Sie näherten sich Høvikodden, und der Oslofjord tauchte wieder zu ihrer Linken auf. Harry rechnete damit, dass die Polizei in Höhe von Asker, wo sie in zehn Minuten sein würden, eine Straßensperre errichtet hatte.

»Kannst du dir vorstellen, was für ein Geschenk es für mich war, als du mich gefragt hast, ob ich eure Ermittlungen unterstützen könnte? Ich war so überrascht, dass ich anfangs sogar abgelehnt habe. Bis mit klarwurde, dass ich dann ja alle Informationen hätte und Valentin warnen könnte, solltet ihr ihm zu nahe kommen und ihn an weiteren Taten hindern. Mein Vampirist konnte berühmter werden als Kürten, Haigh und Chase, ja, er könnte der Meister aller sein. Aber dann war ich trotzdem nicht über alles informiert. Ich wusste zum Beispiel nicht, dass das türkische Bad überwacht wurde, bis wir im Auto auf dem Weg dorthin waren. Und ich begann, die Kontrolle über Valentin zu verlieren. Er hat den Barkeeper getötet und Marte Ruud entführt. Zum Glück bekam ich rechtzeitig mit, dass ihr über den Bankautomaten seinen Decknamen Alexander Dreyer ermitteln konntet, so dass ich ihn warnen und er rechtzeitig aus der Wohnung fliehen konnte. Zu diesem Zeitpunkt wusste Valentin, dass ich, sein früherer Psychologe, der Mann war, der alle Fäden in der Hand hielt. Aber egal. Mit wem er im Boot saß, war ihm gleich. Dann bemerkte ich, dass das Netz immer enger gezogen wurde und es an der Zeit für das große Finale war, das ich schon eine ganze Weile geplant hatte. Er hatte seine Wohnung verlassen und war auf meinen Rat für den Übergang ins Plaza Hotel gezogen. Ich habe ihm dort dann einen Umschlag zukommen lassen mit Schlüsselkopien zu unserem Hoftor, dem Stall und meinem Büro und ihn instruiert, sich dort gegen Mitternacht, wenn alle im Bett waren, zu verstecken.
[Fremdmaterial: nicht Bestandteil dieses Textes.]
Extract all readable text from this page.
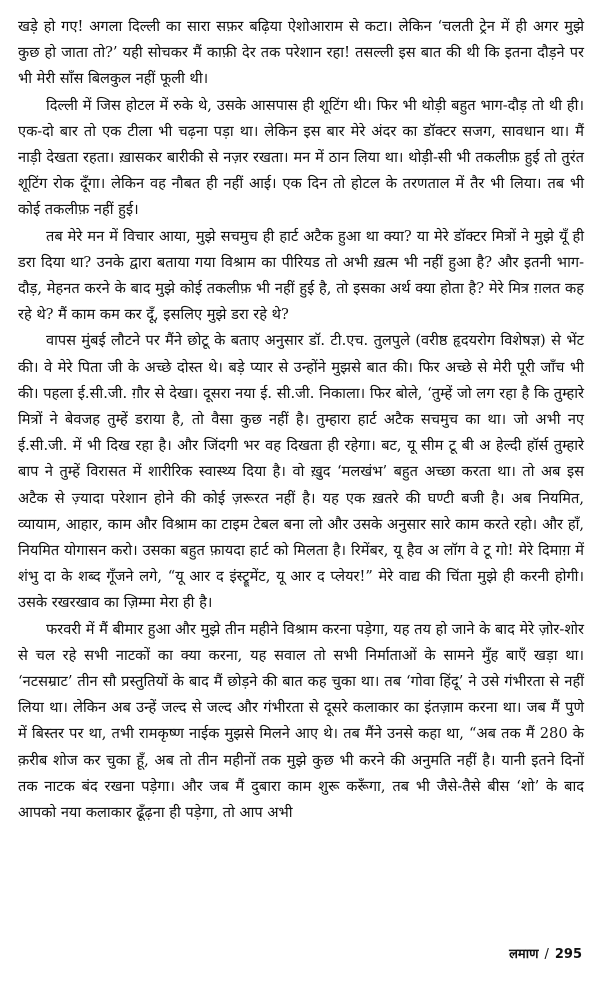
खड़े हो गए! अगला दिल्ली का सारा सफ़र बढ़िया ऐशोआराम से कटा। लेकिन ‘चलती ट्रेन में ही अगर मुझे कुछ हो जाता तो?’ यही सोचकर मैं काफ़ी देर तक परेशान रहा! तसल्ली इस बात की थी कि इतना दौड़ने पर भी मेरी साँस बिलकुल नहीं फूली थी।

दिल्ली में जिस होटल में रुके थे, उसके आसपास ही शूटिंग थी। फिर भी थोड़ी बहुत भाग-दौड़ तो थी ही। एक-दो बार तो एक टीला भी चढ़ना पड़ा था। लेकिन इस बार मेरे अंदर का डॉक्टर सजग, सावधान था। मैं नाड़ी देखता रहता। ख़ासकर बारीकी से नज़र रखता। मन में ठान लिया था। थोड़ी-सी भी तकलीफ़ हुई तो तुरंत शूटिंग रोक दूँगा। लेकिन वह नौबत ही नहीं आई। एक दिन तो होटल के तरणताल में तैर भी लिया। तब भी कोई तकलीफ़ नहीं हुई।

तब मेरे मन में विचार आया, मुझे सचमुच ही हार्ट अटैक हुआ था क्या? या मेरे डॉक्टर मित्रों ने मुझे यूँ ही डरा दिया था? उनके द्वारा बताया गया विश्राम का पीरियड तो अभी ख़त्म भी नहीं हुआ है? और इतनी भाग-दौड़, मेहनत करने के बाद मुझे कोई तकलीफ़ भी नहीं हुई है, तो इसका अर्थ क्या होता है? मेरे मित्र ग़लत कह रहे थे? मैं काम कम कर दूँ, इसलिए मुझे डरा रहे थे?

वापस मुंबई लौटने पर मैंने छोटू के बताए अनुसार डॉ. टी.एच. तुलपुले (वरीष्ठ हृदयरोग विशेषज्ञ) से भेंट की। वे मेरे पिता जी के अच्छे दोस्त थे। बड़े प्यार से उन्होंने मुझसे बात की। फिर अच्छे से मेरी पूरी जाँच भी की। पहला ई.सी.जी. ग़ौर से देखा। दूसरा नया ई. सी.जी. निकाला। फिर बोले, ‘तुम्हें जो लग रहा है कि तुम्हारे मित्रों ने बेवजह तुम्हें डराया है, तो वैसा कुछ नहीं है। तुम्हारा हार्ट अटैक सचमुच का था। जो अभी नए ई.सी.जी. में भी दिख रहा है। और जिंदगी भर वह दिखता ही रहेगा। बट, यू सीम टू बी अ हेल्दी हॉर्स तुम्हारे बाप ने तुम्हें विरासत में शारीरिक स्वास्थ्य दिया है। वो ख़ुद ‘मलखंभ’ बहुत अच्छा करता था। तो अब इस अटैक से ज़्यादा परेशान होने की कोई ज़रूरत नहीं है। यह एक ख़तरे की घण्टी बजी है। अब नियमित, व्यायाम, आहार, काम और विश्राम का टाइम टेबल बना लो और उसके अनुसार सारे काम करते रहो। और हाँ, नियमित योगासन करो। उसका बहुत फ़ायदा हार्ट को मिलता है। रिमेंबर, यू हैव अ लॉग वे टू गो! मेरे दिमाग़ में शंभु दा के शब्द गूँजने लगे, “यू आर द इंस्ट्रूमेंट, यू आर द प्लेयर!” मेरे वाद्य की चिंता मुझे ही करनी होगी। उसके रखरखाव का ज़िम्मा मेरा ही है।

फरवरी में मैं बीमार हुआ और मुझे तीन महीने विश्राम करना पड़ेगा, यह तय हो जाने के बाद मेरे ज़ोर-शोर से चल रहे सभी नाटकों का क्या करना, यह सवाल तो सभी निर्माताओं के सामने मुँह बाएँ खड़ा था। ‘नटसम्राट’ तीन सौ प्रस्तुतियों के बाद मैं छोड़ने की बात कह चुका था। तब ‘गोवा हिंदू’ ने उसे गंभीरता से नहीं लिया था। लेकिन अब उन्हें जल्द से जल्द और गंभीरता से दूसरे कलाकार का इंतज़ाम करना था। जब मैं पुणे में बिस्तर पर था, तभी रामकृष्ण नाईक मुझसे मिलने आए थे। तब मैंने उनसे कहा था, “अब तक मैं 280 के क़रीब शोज कर चुका हूँ, अब तो तीन महीनों तक मुझे कुछ भी करने की अनुमति नहीं है। यानी इतने दिनों तक नाटक बंद रखना पड़ेगा। और जब मैं दुबारा काम शुरू करूँगा, तब भी जैसे-तैसे बीस ‘शो’ के बाद आपको नया कलाकार ढूँढ़ना ही पड़ेगा, तो आप अभी

लमाण / 295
Ich kann natürlich nicht ausschließen, dass er gewisse Vorahnungen hatte, aber welche Alternativen hatte er, nachdem sein Deckname aufgeflogen war? Er musste ganz einfach darauf setzen, dass er mir vertrauen konnte. Und was das Arrangement angeht, musst du mir doch wohl ein Lob aussprechen, Harry! Dass ich dich und Katrine angerufen habe und so neben den Aufnahmen der Überwachungskameras auch noch Zeugen am Telefon hatte, war doch wohl genial. Was dann passiert ist, kann man natürlich als kaltblütige Liquidierung bezeichnen. Dass ich ganz bewusst die Geschichte von dem mutigen Forscher kon­struiert habe, der den Serienmörder mit seinen Äußerungen in Rage gebracht und ihn schließlich in Notwehr erschossen hat. Natürlich war das auch der Grund dafür, dass ausländische Presseleute zu meiner Disputation gekommen sind und ganze vierzehn internationale Verlage die Rechte erworben haben, um meine Doktorarbeit zu publizieren. Zu guter Letzt ist das alles aber Forschung, Harry, Wissenschaft. Fortschritt. Es ist durchaus möglich, dass der Weg zur Hölle mit guten Vorsätzen gepflastert ist, aber der Weg in eine leuchtende, menschliche Zukunft fordert auch Opfer.«

Oleg drehte den Zündschlüssel.

»Die Notaufnahme im Ullevål!«, rief der junge blonde Beamte vom Rücksitz. Neben ihm lag Truls Berntsen, den Kopf auf seinem Schoß. Beide waren über und über mit Berntsens Blut besudelt. »Vollgas, und drück auf die Hupe!«

Oleg wollte gerade die Kupplung kommen lassen, als eine der hinteren Türen aufgerissen wurde.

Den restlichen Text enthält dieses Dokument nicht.